DON GIOVANNI MEDITA SU NOSTRO SIGNORE GESÙ CRISTO RE DELL’UNIVERSO

Nell’ultima domenica dell’anno liturgico onoriamo in preghiera la regalità di Nostro Signore Gesù Cristo, in questo anno con il testo di Luca che inizia con la derisione dei soldati che si burlano del suo essere re, mentre proprio sopra Gesù è appesa la sua proclamazione regale: “Costui è il re dei Giudei”. 

Il terzo vangelo associa la derisone dei soldati a quella (registrata solo nel versetto precedente il nostro testo) dei “capi” (οἱ ἄρχοντες) che apostrofavano: “Ha salvato gli altri! Salvi sé stesso, se è lui il Cristo di Dio, l’eletto”, mentre il popolo guardava, stava a vedere (θεωρῶν, il verbo dà il senso piuttosto del contemplare): è quanto mi pare ci sia suggerito in questa festa che ci offre un re crocifisso, specie in un tempo turbato come il nostro. 

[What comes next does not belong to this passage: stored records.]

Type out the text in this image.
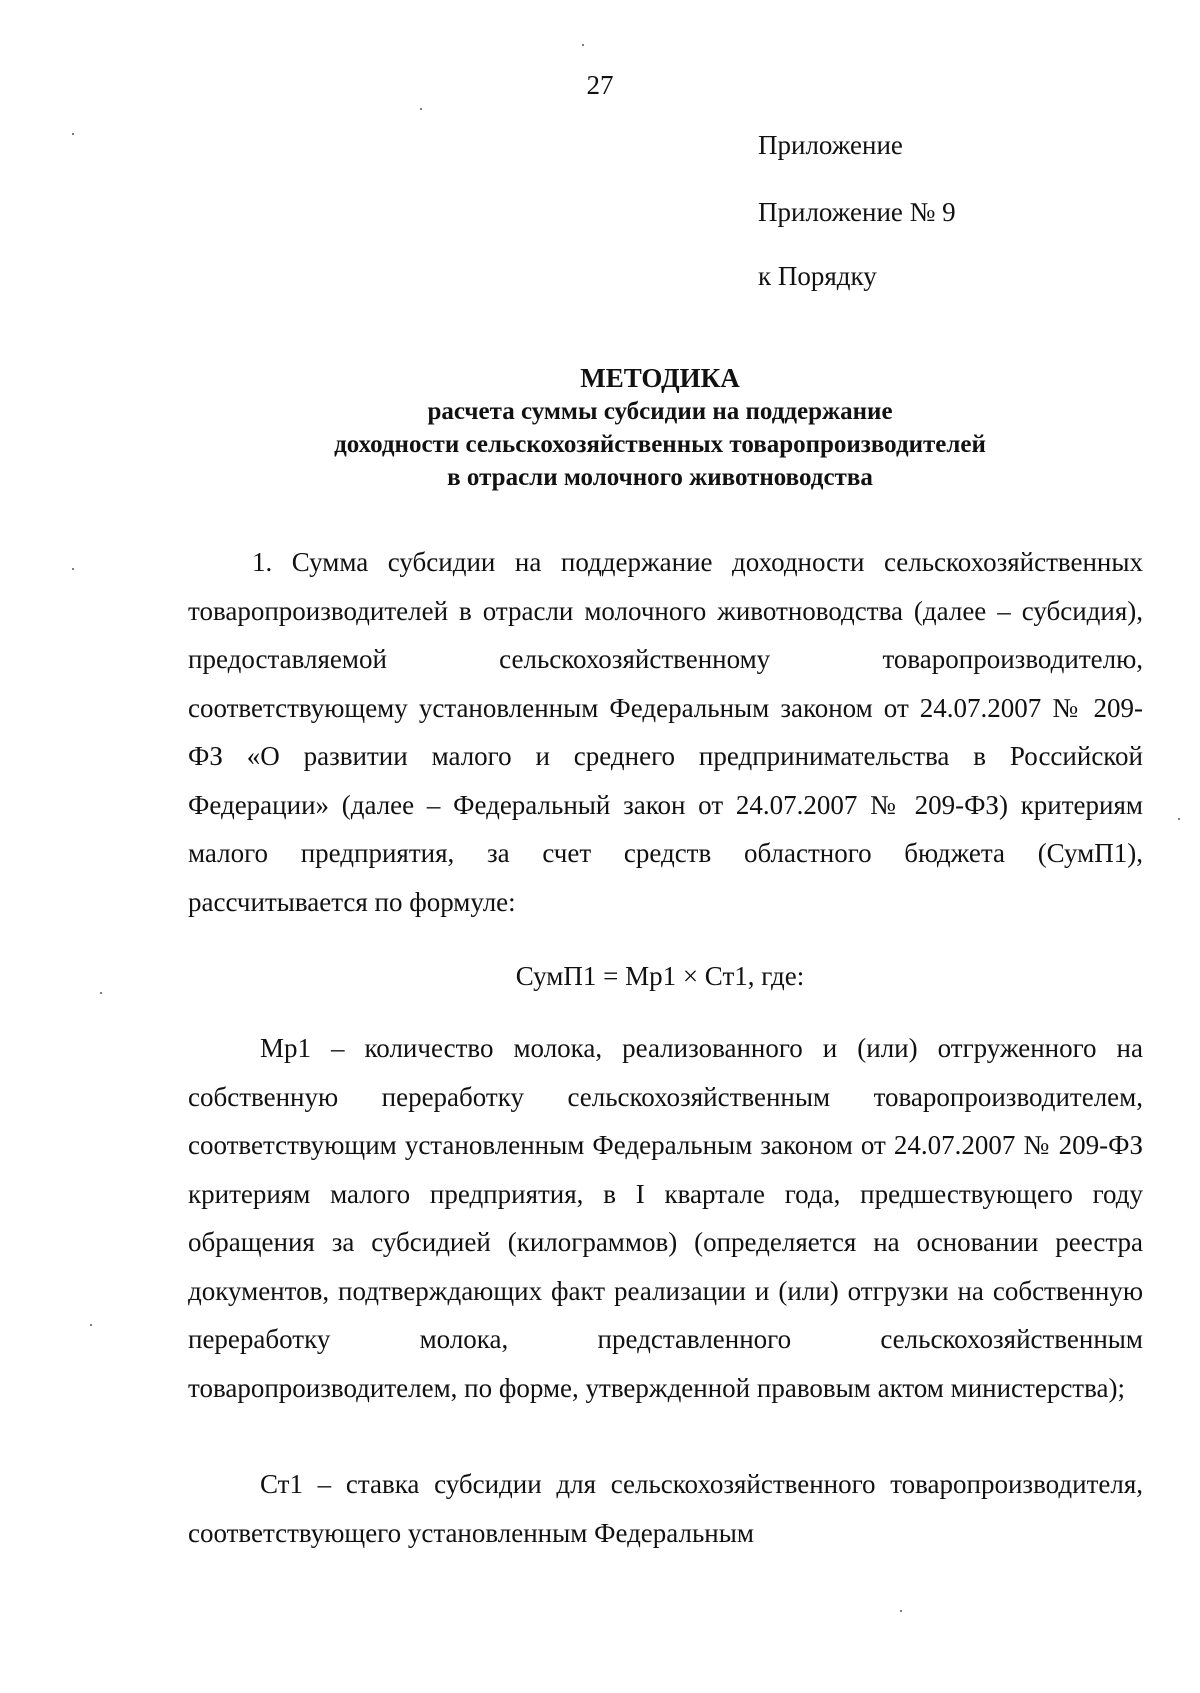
27
Приложение
Приложение № 9
к Порядку
МЕТОДИКА
расчета суммы субсидии на поддержание
доходности сельскохозяйственных товаропроизводителей
в отрасли молочного животноводства
1. Сумма субсидии на поддержание доходности сельскохозяйственных товаропроизводителей в отрасли молочного животноводства (далее – субсидия), предоставляемой сельскохозяйственному товаропроизводителю, соответствующему установленным Федеральным законом от 24.07.2007 № 209-ФЗ «О развитии малого и среднего предпринимательства в Российской Федерации» (далее – Федеральный закон от 24.07.2007 № 209-ФЗ) критериям малого предприятия, за счет средств областного бюджета (СумП1), рассчитывается по формуле:
СумП1 = Мр1 × Ст1, где:
Мр1 – количество молока, реализованного и (или) отгруженного на собственную переработку сельскохозяйственным товаропроизводителем, соответствующим установленным Федеральным законом от 24.07.2007 № 209-ФЗ критериям малого предприятия, в I квартале года, предшествующего году обращения за субсидией (килограммов) (определяется на основании реестра документов, подтверждающих факт реализации и (или) отгрузки на собственную переработку молока, представленного сельскохозяйственным товаропроизводителем, по форме, утвержденной правовым актом министерства);
Ст1 – ставка субсидии для сельскохозяйственного товаропроизводителя, соответствующего установленным Федеральным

La regalità del Signore, non è evidentemente nella logica della potenza che si esprime nelle regalità come le conosciamo abitualmente: è dalla croce che Gesù regna, senza staccarsi da quella sofferenza che è redenzione per tutti noi, misconosciuta dal constatare immediato istintivo che esprimono i capi del popolo ed i soldati, ma sa intuire e proclama chi sta nel suo medesimo tormento. 

Sale alla mente, nel volerci porre accanto a questa croce regale a domandare aiuto per la nostra umanità, quanto scriveva Bonhoeffer: “Cristo non aiuta in forza della sua onnipotenza, ma in forza della sua debolezza e della sua sofferenza … La Bibbia rinvia l’uomo all’impotenza e alla sofferenza di Dio; solo il Dio sofferente può aiutare”. 

La figura del “malfattore” (o dell’“altro” dei malfattori) ci porta a riflettere su questo re sofferente a morte che pure tanto solennemente accoglie l’invocazione di quel disgraziato: “In verità io ti dico: oggi con me sarai nel paradiso”. 

Siamo abituati a chiamarlo il buon ladrone, l’uomo che è sulla croce al pari di Gesù, e di lì ci è singolare maestro di pratica cristiana e di fede anche se i vangeli non usano per lui parole troppo positive: Marco e Matteo usano il termine di brigante e Luca chiama entrambi malfattori quelli in croce col Signore; pure per noi rimane maestro. 

Lui nella sofferenza di morte che lo trova accanto al Signore, riconosce in Gesù la grandezza divina e ci mostra fede che fin ci giunge esemplare; riconosce la propria pena come giusta, esprime così pentimento per le proprie azioni; ed anche rimprovera degli insulti – vera e propria bestemmia – il compagno. Gesù aveva detto: “Se tuo fratello pecca, rimproveralo”: anche così quest’uomo ci si fa esempio. 

Ma è la grandezza del Signore che noi oggi vogliamo celebrare: lo spasimo della croce ce ne mostra il senso vero che è per il perdono – vincendo nella sofferenza di morte la morte – aprire il paradiso a chi pur ha peccato ma nella fede, si riferisce a lui.